Scientists have discovered three new species of extinct giant kangaroos: details

[ad_1]

Scientists have discovered three new species of giant kangaroos that have long been extinct

clearviewstock/Depositphotos

Link copied


Scientists from Flinders University (Australia) discovered three new species of giant extinct kangaroos – Protemnodon viator, Protemnodon mamkurra and Protemnodon dawsonae. They existed from five million to 40 thousand years ago.

For thousands of years, marsupials have inhabited the territory of Australia. However, knowledge of the giant kangaroos known as Protemnodonwere still based on fragmentary remains and species that were previously difficult to distinguish, writes The Guardian.

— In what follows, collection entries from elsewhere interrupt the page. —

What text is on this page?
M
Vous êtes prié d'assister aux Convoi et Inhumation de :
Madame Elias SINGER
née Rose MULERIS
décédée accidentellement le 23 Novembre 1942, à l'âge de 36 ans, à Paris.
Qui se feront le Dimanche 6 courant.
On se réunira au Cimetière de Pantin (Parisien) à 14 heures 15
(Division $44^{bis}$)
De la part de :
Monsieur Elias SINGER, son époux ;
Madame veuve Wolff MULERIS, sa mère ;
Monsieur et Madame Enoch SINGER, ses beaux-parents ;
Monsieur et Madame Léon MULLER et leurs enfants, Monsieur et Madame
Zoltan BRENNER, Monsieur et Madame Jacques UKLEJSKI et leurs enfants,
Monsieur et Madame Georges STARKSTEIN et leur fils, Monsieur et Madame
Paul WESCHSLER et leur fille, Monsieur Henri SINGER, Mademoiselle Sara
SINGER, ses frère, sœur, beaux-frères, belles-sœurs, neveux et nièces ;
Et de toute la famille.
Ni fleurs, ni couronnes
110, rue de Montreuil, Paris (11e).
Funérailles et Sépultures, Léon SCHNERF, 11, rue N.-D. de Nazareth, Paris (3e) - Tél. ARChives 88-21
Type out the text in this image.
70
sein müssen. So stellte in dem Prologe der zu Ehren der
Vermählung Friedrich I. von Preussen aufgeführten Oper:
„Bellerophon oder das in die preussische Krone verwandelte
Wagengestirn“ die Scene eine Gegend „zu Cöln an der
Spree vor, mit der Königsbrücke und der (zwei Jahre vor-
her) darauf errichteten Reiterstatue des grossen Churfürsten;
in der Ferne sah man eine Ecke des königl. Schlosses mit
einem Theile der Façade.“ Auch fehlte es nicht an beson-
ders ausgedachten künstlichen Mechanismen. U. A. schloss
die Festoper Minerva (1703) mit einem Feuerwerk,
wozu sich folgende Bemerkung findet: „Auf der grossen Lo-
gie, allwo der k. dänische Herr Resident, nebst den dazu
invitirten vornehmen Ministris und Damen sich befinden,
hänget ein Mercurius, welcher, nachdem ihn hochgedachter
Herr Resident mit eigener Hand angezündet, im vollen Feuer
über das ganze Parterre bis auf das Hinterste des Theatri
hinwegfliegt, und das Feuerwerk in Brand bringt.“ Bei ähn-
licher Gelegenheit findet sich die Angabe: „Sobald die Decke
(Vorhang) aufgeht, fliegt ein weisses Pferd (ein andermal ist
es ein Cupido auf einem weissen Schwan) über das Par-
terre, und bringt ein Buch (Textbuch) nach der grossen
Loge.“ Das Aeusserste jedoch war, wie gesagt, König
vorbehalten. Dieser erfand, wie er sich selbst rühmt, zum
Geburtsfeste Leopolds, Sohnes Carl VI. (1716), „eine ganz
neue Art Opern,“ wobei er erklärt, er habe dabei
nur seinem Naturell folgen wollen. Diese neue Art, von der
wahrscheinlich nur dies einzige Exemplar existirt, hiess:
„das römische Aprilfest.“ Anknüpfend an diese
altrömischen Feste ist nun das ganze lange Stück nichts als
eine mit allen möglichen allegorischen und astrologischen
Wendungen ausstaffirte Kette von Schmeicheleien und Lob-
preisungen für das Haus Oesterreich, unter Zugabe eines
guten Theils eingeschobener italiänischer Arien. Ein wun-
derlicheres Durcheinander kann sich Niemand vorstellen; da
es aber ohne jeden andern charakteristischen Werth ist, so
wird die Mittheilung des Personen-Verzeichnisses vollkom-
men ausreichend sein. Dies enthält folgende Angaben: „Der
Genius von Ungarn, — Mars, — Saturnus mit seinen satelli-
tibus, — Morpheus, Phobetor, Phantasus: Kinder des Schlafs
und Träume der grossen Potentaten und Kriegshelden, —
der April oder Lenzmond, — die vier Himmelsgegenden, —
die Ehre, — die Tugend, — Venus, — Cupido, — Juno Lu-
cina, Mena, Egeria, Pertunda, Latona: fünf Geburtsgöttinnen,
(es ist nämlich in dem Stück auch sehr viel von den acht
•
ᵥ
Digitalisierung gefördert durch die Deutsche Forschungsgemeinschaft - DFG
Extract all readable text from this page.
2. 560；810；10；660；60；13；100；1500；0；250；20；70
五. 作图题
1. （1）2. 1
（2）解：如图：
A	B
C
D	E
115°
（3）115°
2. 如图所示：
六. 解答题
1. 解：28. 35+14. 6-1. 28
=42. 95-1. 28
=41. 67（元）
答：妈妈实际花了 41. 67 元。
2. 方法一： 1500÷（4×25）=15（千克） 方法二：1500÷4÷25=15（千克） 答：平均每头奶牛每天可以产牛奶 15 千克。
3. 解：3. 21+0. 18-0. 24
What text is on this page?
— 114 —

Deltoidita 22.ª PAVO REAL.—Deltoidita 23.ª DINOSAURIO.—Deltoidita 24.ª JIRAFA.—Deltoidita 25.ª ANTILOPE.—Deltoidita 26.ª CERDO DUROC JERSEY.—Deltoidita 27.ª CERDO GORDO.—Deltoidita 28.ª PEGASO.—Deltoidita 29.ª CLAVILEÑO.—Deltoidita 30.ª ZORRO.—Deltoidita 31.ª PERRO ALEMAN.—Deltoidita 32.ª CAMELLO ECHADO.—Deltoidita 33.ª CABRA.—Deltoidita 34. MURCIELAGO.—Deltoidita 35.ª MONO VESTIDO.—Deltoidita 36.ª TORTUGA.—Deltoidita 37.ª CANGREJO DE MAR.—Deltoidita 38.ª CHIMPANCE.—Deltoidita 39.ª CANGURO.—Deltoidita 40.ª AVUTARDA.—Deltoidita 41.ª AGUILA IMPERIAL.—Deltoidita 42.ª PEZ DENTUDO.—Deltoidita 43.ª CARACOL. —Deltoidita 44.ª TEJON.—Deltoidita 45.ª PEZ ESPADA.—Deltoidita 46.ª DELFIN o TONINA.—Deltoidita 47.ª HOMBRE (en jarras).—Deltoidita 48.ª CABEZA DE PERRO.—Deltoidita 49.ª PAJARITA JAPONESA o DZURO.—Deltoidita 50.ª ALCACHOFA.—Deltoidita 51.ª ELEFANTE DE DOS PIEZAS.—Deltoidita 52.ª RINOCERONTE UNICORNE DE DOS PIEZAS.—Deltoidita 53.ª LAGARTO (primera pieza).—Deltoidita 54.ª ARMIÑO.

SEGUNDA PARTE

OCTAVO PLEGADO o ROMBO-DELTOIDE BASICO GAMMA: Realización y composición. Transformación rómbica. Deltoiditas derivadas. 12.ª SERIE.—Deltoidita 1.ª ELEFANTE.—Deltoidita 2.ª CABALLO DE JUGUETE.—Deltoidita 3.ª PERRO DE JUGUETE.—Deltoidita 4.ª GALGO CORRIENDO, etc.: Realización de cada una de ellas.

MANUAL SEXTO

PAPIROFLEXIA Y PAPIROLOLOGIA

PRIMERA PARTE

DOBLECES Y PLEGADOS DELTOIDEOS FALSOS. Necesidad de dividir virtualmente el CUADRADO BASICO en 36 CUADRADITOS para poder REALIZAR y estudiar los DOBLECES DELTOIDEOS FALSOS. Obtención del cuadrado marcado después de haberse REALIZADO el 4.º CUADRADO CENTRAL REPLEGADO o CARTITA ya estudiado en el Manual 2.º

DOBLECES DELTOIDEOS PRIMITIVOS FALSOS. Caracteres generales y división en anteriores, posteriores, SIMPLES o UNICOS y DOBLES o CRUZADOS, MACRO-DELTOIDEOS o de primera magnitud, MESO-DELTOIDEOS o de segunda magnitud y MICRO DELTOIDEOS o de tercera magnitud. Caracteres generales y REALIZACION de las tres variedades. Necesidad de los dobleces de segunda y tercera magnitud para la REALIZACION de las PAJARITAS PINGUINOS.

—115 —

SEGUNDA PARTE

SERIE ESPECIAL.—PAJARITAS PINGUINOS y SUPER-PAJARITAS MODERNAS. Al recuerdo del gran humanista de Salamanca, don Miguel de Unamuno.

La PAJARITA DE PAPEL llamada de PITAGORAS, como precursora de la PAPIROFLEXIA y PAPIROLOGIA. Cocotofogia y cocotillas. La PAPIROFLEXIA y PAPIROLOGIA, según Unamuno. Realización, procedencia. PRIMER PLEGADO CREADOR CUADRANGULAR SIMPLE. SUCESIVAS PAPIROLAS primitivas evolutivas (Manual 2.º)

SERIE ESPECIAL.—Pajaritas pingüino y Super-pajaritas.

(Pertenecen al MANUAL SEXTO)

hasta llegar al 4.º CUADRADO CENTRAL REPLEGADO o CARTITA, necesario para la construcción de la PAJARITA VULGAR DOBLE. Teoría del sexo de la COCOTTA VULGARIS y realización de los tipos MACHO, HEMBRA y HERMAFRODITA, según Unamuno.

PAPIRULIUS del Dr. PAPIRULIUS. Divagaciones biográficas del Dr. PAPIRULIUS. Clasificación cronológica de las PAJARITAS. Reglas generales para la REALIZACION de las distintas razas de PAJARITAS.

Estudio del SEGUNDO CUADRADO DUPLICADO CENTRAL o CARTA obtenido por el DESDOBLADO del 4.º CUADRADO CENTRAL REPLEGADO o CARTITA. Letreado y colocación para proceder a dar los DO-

Scientists photographed and 3D-scanned 900 specimens of remains in 14 major museums in Australia, Great Britain, the United States and Papua New Guinea.

It was believed that the majority protemnodons moved on four legs, but researchers now say that this was true of only three or four of their species. Others, according to scientists, moved by “leaning on four legs or jumping on two.”

They found significant differences between the species – for example, that they jumped differently and some jumps were “very unusual”.

Researchers believe that individuals of the species Protemnodon viator could weigh up to 170 kilograms. This is twice the weight of today’s largest red male kangaroos.

Scientist Isaac Kerr noted that the classification of species will allow in the future to study the evolution of giant kangaroos and their response to environmental changes.

The diversity of kangaroo species probably arose as a result of adaptation to the various environmental conditions in which they lived: from arid central Australia to the dense forests of the mountains of Tasmania and Papua New Guinea.

Also, scientists still have not been able to find out why giant kangaroos died out, and their “close relatives” – the gray kangaroo and the wallaroo – did not. Kerr suspects that rapid human-induced environmental changes may have been the cause.

We used to toldthat in the forests of Amazon, scientists have discovered a new species of snakes, which are probably the largest in the world.